5.4.2.Eiseres heeft tijdens het nader gehoor gezegd dat zij is gearresteerd en gedetineerd, omdat zij Rohingya is en illegaal in Rangoon zou verblijven, omdat zij geen geld had betaald aan de politie en de 969-beweging en omdat er illegale Bengali in haar huis zouden verblijven. De constatering van verweerder dat eiseres verschillende redenen voor haar arrestatie en detentie heeft genoemd is dus op zich zelf juist. Uit pagina 14 van het verslag van het nader gehoor blijkt dat eiseres ook heeft verklaard dat ze eigenlijk niet zo goed weet waarom zij was gearresteerd en gedetineerd, omdat de politie haar geen duidelijkheid hierover heeft gegeven, ondanks dat zij daarom had gevraagd. Uit de pagina’s 12 tot en met 15 van het verslag van het nader gehoor volgt verder dat eiseres over de reden van haar arrestatie en detentie heeft verteld wat zij daarover van de politie heeft vernomen. De verklaringen van eiseres komen er dus op neer dat zij voor haar informatie over de reden van haar arrestatie en detentie afhankelijk was van de politie en dat de politie haar verschillende redenen voor haar arrestatie en detentie heeft genoemd. Gelet hierop volgt de rechtbank eiseres in haar standpunt dat haar niet op basis van de in het bestreden besluit gegeven motivering kan worden tegengeworpen dat zij tegenstrijdig heeft verklaard over de reden van haar arrestatie en detentie. De rechtbank volgt eiseres eveneens in haar standpunt dat niet valt in te zien waarom het feit dat zij hoog opgeleid is, maakt dat zij eenduidig moet kunnen verklaren over de reden van haar arrestatie en detentie. Ook als hoog opgeleide was zij immers afhankelijk van de informatie die de politie haar verstrekte.

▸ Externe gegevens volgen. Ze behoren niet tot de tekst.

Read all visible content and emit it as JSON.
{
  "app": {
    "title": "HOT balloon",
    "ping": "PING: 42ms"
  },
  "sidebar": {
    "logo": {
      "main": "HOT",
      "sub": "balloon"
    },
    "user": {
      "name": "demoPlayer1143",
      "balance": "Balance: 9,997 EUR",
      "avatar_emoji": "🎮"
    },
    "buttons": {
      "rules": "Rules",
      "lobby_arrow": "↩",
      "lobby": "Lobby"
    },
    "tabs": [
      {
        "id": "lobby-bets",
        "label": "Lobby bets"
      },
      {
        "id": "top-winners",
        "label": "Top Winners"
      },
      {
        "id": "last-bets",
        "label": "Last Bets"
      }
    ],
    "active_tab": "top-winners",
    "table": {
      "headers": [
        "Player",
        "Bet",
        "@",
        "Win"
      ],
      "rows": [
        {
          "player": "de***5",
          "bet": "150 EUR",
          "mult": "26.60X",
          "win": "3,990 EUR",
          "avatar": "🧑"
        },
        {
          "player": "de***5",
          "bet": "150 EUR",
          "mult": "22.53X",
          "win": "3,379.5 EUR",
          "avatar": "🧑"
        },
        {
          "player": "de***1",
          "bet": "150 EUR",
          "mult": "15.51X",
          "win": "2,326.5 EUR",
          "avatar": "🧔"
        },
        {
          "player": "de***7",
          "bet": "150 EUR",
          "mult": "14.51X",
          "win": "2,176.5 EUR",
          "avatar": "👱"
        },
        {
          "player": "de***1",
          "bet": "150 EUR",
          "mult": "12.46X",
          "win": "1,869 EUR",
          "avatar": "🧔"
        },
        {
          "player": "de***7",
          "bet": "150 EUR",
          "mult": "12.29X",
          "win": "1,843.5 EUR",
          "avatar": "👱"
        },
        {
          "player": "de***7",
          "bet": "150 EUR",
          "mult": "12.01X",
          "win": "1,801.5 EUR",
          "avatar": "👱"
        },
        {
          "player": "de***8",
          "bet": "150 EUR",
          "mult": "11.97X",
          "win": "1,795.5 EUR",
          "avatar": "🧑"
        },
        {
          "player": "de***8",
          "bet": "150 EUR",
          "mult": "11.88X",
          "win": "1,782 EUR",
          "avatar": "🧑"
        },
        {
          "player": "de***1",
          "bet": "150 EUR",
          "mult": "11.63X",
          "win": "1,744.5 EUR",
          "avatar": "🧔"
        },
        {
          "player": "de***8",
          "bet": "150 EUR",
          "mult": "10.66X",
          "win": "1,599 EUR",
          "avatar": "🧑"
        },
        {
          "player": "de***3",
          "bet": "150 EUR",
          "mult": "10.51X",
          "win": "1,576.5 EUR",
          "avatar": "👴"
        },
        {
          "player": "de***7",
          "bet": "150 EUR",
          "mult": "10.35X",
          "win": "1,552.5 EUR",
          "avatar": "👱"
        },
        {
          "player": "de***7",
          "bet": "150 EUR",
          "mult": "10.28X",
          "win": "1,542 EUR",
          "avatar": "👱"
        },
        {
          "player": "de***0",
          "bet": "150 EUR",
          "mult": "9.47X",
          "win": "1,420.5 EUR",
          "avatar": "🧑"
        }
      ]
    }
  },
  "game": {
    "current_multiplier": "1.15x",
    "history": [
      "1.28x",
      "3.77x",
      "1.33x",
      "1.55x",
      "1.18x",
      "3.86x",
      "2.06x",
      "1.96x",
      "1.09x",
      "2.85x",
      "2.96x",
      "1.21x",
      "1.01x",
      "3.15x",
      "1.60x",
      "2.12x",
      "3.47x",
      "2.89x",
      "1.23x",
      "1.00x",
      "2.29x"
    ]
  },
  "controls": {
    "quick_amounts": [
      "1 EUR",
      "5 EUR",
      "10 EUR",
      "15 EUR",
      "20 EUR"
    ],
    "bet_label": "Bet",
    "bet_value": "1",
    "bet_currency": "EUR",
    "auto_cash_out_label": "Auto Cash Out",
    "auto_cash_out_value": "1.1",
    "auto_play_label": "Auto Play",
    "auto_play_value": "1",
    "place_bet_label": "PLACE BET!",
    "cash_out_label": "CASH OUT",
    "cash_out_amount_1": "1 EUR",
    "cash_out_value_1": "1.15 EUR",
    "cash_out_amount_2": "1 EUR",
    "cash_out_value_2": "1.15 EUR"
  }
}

5.5.1.Eiseres heeft tijdens het nader gehoor verteld dat zij, nadat zij was vrijgekomen, verscheidene keren met het vliegtuig Myanmar is uit- en ingereisd. Verweerder stelt zich op het standpunt dat het feit dat eiseres Myanmar verscheidene keren zonder problemen uit en in is gereisd, maakt dat ongeloofwaardig is dat zij problemen had met de autoriteiten en de 969-beweging.
5.5.2.Uit de verklaringen van eiseres volgt naar het oordeel van de rechtbank dat zij vooral problemen had met de lokale politie en de 969-beweging. Dat eiseres tijdens haar uit- en inreizen op het vliegveld niet is staande gehouden door de douane of de nationale politie betekent naar het oordeel van de rechtbank niet zonder meer dat eiseres geen problemen met de autoriteiten en de 969-beweging kan hebben (gehad).